Lucerys sentou-se também, segurando a mão de Aemond.
— Então precisamos de um plano. Não podemos apenas reagir com fogo. Precisamos de aliados, ou de um momento em que eles não possam nos impedir.
— Você está sugerindo que fujamos? — Aemond arqueou a sobrancelha. — O Príncipe Herdeiro de Driftmark e o Príncipe de Porto Real desaparecendo na calada da noite? Seria o início de uma guerra de qualquer maneira.
— Talvez — admitiu Luke. — Mas seria uma guerra por nós, não por um trono de ferro que nenhum de nós realmente deseja.
Aemond olhou para as mãos unidas, os dedos morenos de Luke entrelaçados nos seus, tão pálidos. O contraste era perfeito.
— Você lutaria ao meu lado? — perguntou Aemond, repetindo a pergunta que Luke fizera na praia. — Se o mundo se voltasse contra nós, você montaria Arrax e queimaria os céus comigo?
Lucerys sentiu uma força nova crescer em seu peito. Ele não era mais apenas o menino delicado que temia a sombra do tio. Ele era um cavaleiro de dragão, e seu coração tinha escolhido seu mestre.
— Eu montaria Arrax até o fim do mundo por você, Aemond.
Aemond puxou-o para um abraço apertado, escondendo o rosto no pescoço de Luke. Por um momento, o alfa dominante permitiu-se ser apenas um homem que amava desesperadamente.
— Então vamos esperar — murmurou Aemond. — Vamos deixar que eles joguem seus jogos de poder por mais um tempo. Mas no momento em que tentarem colocar uma aliança em seu dedo que não seja a minha, nós partiremos. E Porto Real lembrará do dia em que dois dragões decidiram ser livres.

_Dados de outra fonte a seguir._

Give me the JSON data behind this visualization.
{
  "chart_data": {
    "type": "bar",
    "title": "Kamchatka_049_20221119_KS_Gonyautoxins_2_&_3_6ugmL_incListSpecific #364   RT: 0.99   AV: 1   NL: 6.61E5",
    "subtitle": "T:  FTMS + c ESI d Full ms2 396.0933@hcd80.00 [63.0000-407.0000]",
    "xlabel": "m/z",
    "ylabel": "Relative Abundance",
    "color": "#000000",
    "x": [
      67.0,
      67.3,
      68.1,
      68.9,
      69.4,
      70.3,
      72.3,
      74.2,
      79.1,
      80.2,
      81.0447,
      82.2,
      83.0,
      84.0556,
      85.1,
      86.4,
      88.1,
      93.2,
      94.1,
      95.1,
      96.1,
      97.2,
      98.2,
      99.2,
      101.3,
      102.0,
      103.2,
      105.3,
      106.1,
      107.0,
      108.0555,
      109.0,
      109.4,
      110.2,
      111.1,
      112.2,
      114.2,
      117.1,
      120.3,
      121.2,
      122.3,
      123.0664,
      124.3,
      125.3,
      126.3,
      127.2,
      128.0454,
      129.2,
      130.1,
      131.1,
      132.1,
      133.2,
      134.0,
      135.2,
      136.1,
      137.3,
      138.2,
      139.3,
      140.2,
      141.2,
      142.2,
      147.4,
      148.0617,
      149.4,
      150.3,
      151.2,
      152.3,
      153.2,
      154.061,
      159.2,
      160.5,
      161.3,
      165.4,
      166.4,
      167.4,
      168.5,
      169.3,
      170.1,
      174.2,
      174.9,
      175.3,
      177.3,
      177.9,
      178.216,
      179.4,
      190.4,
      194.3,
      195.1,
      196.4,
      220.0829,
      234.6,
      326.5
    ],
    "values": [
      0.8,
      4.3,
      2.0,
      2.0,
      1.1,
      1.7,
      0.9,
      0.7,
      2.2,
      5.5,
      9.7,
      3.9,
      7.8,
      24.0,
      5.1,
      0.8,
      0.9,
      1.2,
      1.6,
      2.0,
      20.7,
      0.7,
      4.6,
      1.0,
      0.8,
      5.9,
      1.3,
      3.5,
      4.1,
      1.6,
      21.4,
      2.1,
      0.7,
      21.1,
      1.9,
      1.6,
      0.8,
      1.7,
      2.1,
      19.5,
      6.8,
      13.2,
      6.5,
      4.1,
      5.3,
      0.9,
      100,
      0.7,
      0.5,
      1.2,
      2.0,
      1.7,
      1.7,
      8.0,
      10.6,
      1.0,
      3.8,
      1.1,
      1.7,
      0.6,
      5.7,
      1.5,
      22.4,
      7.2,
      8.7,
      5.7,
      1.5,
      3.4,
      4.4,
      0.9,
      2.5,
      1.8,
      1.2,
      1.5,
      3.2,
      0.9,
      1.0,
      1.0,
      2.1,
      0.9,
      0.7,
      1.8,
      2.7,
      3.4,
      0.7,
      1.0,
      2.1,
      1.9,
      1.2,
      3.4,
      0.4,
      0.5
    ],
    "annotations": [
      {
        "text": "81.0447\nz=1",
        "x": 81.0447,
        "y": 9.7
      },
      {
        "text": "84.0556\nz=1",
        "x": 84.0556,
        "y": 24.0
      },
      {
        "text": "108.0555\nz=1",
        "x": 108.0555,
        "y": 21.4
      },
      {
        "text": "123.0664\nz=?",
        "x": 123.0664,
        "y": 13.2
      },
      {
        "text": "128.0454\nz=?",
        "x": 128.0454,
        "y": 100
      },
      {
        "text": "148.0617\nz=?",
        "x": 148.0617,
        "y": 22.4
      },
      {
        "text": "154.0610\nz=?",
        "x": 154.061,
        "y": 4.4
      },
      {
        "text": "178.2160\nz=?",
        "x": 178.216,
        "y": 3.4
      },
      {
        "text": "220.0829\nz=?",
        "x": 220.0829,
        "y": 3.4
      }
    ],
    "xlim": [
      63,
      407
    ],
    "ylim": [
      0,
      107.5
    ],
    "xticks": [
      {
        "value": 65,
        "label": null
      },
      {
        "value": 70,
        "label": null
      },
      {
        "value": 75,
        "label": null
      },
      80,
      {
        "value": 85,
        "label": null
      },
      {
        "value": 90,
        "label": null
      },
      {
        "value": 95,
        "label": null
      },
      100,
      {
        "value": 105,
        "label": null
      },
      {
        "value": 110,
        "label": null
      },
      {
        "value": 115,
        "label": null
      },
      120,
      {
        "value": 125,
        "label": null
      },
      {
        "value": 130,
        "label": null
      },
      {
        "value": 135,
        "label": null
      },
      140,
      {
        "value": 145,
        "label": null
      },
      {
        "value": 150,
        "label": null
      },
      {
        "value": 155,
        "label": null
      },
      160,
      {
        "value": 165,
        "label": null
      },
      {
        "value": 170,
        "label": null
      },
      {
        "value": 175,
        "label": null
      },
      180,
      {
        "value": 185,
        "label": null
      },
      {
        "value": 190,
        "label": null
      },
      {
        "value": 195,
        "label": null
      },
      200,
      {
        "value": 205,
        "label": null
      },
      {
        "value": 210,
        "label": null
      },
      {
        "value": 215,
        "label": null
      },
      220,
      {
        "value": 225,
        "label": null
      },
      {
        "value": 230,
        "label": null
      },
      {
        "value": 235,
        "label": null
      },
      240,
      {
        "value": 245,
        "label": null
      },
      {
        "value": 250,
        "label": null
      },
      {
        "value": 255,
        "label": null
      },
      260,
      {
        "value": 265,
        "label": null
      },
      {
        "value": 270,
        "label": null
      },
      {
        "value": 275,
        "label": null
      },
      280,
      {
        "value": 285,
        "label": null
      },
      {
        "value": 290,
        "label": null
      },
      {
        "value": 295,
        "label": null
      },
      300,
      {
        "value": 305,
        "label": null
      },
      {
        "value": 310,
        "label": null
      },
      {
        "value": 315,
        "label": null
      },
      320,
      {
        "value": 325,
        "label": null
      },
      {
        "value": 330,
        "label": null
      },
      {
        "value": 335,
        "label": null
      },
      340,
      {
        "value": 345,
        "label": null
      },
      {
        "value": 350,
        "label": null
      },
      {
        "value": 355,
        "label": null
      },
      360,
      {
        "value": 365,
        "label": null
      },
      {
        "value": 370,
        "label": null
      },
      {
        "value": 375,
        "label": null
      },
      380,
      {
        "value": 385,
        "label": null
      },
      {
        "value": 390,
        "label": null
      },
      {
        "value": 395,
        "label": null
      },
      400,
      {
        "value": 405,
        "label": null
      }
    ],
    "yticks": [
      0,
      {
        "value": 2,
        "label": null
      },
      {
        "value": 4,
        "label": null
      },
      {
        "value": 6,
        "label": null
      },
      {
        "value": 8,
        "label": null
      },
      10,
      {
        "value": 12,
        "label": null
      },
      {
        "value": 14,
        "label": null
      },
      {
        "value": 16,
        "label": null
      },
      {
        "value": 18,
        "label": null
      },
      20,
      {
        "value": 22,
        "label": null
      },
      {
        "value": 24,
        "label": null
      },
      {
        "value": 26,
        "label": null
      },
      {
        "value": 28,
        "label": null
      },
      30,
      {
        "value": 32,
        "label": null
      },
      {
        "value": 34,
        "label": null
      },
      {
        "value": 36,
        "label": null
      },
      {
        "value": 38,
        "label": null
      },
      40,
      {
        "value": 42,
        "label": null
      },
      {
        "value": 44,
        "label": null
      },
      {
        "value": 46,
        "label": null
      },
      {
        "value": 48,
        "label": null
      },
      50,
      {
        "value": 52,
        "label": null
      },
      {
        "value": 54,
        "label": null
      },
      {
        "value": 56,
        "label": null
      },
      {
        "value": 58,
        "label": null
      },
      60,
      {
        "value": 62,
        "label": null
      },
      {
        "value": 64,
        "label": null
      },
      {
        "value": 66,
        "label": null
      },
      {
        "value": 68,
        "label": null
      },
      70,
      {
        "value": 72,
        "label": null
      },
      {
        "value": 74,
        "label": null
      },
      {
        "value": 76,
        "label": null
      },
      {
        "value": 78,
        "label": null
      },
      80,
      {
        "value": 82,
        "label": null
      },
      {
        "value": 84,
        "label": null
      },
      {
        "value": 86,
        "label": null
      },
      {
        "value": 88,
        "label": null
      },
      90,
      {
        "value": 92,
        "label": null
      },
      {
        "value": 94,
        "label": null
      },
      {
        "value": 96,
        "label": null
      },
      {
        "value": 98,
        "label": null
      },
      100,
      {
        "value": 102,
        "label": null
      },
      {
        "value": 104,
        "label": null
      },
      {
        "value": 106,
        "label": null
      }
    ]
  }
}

A madrugada começava a tingir o céu de um azul pálido. Lucerys sabia que precisava ir. Ele se vestiu rapidamente, os movimentos sendo observados pelo olhar atento de Aemond. Antes de sair, ele se inclinou e deu um último beijo no tio, um beijo que carregava o gosto da promessa e do perigo.
— Tome cuidado, pequeno dragão — disse Aemond, sua voz suave, mas com o peso de uma ordem.
— Você também, meu alfa — respondeu Luke com um sorriso audaz.
Ele deslizou para fora do quarto, sua sombra desaparecendo nos corredores de pedra fria. Aemond permaneceu na cama, ouvindo o som distante do mar batendo contra as muralhas da cidade. Ele sabia que os dias de paz estavam contados. Ele sentia o cheiro da tempestade chegando, uma tempestade de sangue e fogo que mudaria a história de Westeros.
Mas, pela primeira vez em sua vida, Aemond Targaryen não estava lutando por glória, pelo seu avô ou pela coroa de seu irmão. Ele estava lutando por um par de olhos castanhos e pelo direito de amar o único ser que teve a coragem de marcá-lo para sempre.
A guerra estava vindo, sim. Mas ele seria o último homem de pé, e Lucerys Velaryon estaria ao seu lado, ou o mundo não passaria de cinzas sob seus pés.